Un nuovo tunnel per far defluire meglio la folla in uscita dalla linea A. Un'intervento per collegare e rendere più immediato il passaggio dalla banchina della metro B a quella della linea A. Ed ancora: un nuovo sistema antincendio, nuovi ascensori, nuove scale mobili e rifacimento di quelle esistenti.

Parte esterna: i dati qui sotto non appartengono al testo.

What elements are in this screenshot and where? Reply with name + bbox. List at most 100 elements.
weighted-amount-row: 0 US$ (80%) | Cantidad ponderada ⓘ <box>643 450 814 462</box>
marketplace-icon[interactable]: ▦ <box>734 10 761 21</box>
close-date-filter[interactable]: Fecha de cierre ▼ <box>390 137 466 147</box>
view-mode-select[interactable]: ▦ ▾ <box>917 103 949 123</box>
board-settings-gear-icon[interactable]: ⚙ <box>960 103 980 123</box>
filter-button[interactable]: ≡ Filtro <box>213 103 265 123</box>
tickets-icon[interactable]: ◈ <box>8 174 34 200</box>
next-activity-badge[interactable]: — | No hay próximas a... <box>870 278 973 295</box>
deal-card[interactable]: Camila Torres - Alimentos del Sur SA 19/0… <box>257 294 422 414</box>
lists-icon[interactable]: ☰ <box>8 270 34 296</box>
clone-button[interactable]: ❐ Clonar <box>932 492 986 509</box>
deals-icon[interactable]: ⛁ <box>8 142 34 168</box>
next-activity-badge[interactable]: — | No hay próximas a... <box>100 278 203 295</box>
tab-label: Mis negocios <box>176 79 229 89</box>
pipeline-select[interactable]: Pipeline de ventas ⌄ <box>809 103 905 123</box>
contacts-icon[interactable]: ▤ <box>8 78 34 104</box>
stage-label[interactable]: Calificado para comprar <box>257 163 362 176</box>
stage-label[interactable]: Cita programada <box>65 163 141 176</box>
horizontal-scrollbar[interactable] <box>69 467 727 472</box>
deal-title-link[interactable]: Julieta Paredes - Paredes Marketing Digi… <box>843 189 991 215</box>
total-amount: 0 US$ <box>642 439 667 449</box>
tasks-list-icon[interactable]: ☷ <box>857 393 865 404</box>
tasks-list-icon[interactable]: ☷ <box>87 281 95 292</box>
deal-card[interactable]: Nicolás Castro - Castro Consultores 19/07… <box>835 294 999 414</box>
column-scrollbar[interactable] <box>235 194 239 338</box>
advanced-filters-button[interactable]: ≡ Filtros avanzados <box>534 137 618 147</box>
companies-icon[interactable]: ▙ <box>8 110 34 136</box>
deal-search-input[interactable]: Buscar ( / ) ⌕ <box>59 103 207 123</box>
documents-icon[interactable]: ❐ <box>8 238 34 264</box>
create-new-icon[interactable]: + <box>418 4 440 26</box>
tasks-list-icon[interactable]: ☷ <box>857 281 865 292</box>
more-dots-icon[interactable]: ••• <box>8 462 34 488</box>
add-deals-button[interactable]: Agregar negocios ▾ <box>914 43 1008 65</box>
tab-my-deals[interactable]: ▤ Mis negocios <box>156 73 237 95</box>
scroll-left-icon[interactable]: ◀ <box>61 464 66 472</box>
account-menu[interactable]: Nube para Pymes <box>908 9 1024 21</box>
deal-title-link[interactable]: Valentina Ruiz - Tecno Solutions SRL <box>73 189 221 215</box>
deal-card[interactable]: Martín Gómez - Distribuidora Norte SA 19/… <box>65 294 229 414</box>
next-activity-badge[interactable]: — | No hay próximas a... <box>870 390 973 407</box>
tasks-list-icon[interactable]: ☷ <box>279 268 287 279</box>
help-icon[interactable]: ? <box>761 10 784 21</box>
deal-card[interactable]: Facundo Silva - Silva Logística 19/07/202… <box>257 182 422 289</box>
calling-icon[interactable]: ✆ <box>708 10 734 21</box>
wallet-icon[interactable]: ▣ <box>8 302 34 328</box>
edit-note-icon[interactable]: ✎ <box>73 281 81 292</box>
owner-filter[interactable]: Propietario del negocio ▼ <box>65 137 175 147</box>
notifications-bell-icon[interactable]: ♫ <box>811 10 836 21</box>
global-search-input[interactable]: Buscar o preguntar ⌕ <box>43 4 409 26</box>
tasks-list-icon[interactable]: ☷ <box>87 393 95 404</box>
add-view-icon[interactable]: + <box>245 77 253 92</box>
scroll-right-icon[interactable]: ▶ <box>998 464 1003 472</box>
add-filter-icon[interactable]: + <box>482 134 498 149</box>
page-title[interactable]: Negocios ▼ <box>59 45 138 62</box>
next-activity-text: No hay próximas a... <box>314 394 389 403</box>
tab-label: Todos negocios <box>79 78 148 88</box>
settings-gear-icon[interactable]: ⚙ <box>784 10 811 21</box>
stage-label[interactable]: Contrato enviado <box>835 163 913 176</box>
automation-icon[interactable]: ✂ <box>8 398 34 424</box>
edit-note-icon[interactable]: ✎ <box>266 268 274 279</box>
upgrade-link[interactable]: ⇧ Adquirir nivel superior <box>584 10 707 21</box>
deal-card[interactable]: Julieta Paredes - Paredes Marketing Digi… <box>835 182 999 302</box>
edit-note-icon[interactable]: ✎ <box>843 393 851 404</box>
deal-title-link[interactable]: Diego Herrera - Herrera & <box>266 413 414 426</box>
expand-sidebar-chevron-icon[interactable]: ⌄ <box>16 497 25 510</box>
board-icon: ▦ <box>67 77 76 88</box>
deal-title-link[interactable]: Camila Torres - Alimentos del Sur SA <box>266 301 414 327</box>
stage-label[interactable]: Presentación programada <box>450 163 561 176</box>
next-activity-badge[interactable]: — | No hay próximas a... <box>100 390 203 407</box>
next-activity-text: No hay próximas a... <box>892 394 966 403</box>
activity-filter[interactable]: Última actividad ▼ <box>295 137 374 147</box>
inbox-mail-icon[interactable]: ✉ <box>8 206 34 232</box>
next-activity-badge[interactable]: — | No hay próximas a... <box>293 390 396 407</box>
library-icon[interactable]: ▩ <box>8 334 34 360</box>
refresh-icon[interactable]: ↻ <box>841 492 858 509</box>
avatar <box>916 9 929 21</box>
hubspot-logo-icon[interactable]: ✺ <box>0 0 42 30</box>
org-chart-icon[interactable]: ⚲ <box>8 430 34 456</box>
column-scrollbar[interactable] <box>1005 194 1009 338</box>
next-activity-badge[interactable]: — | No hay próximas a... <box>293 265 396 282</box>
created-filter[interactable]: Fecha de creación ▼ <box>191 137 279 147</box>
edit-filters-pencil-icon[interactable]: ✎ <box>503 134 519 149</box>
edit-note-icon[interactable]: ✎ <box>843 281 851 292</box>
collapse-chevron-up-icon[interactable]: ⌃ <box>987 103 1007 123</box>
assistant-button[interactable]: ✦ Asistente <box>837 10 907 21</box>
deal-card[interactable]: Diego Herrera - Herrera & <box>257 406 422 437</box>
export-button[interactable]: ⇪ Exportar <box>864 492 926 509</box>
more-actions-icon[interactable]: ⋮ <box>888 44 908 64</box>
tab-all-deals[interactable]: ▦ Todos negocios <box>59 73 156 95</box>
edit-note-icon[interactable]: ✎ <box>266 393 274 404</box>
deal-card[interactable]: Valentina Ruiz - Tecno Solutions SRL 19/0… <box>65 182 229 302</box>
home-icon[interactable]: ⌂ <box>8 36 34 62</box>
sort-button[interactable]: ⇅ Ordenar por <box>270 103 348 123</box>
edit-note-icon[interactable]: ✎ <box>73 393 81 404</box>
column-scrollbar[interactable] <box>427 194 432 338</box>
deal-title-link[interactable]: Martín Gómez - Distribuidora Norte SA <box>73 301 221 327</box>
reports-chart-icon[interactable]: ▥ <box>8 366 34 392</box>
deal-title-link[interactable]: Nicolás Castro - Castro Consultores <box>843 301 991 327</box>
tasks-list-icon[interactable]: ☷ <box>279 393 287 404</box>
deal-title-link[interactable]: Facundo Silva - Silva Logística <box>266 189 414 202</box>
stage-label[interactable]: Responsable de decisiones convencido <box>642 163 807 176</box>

Sono questi gli interventi più importanti dei lavori per il nuovo Nodo di Termini, ovvero per le due stazioni delle linea A e B che sotto al grande scalo romano si intersecano. Il cantiere, di cui avevamo già parlato, è stato inaugurato oggi e si chiuderà nella seconda parte del 2012.

Per quella data, hanno spiegato i vertici di RomaMetropolitane, ma anche il sindaco Alemanno e l'assessore ai Trasporti Marchi, il nodo di Termini sarà "più sicuro" ed architettonicamente più bello visto che gli interventi serviranno anche alle finiture delle due stazioni e quindi cambieranno il look del nodo. I lavori però, il cui costo è di 63 milioni di euro, serviranno soprattutto "a mettere in sicurezza la stazione di scambio e razionalizzare i flussi di passeggeri delle due linee, stimati oggi in 200.000 al giorno".

L'obiettivo è quello di non far più incrociare i passeggeri come accade oggi, razionalizzare i flussi e realizzare quindi un terminal di livello europeo con alti standard di sicurezza.

Il cantiere, hanno aggiunto i vertici di RomaMetropolitane, durerà tre anni e durante i lavori non causerà l'interruzione dei normali servizi alla stazione. In concreto la parte più consistente dell'intervento prevede la costruzione di un nuovo tunnel sotterraneo, al di sotto del livello archeologico, per permettere un più veloce e diretto collegamento tra la stazione della linea A e quello della linea B permettendo ai passeggeri in uscita dai treni della linea A di avere due pozzi d'uscita e non più solo uno come accade oggi.

Il progetto per il nodo di Termini, ha concluso Marchi, "era partito già nel 2000 ma la scoperta di resti archeologici aveva fermato tutto. Nel 2006 il nuovo progetto esecutivo e nel 2008 l'asseganazione del cantiere".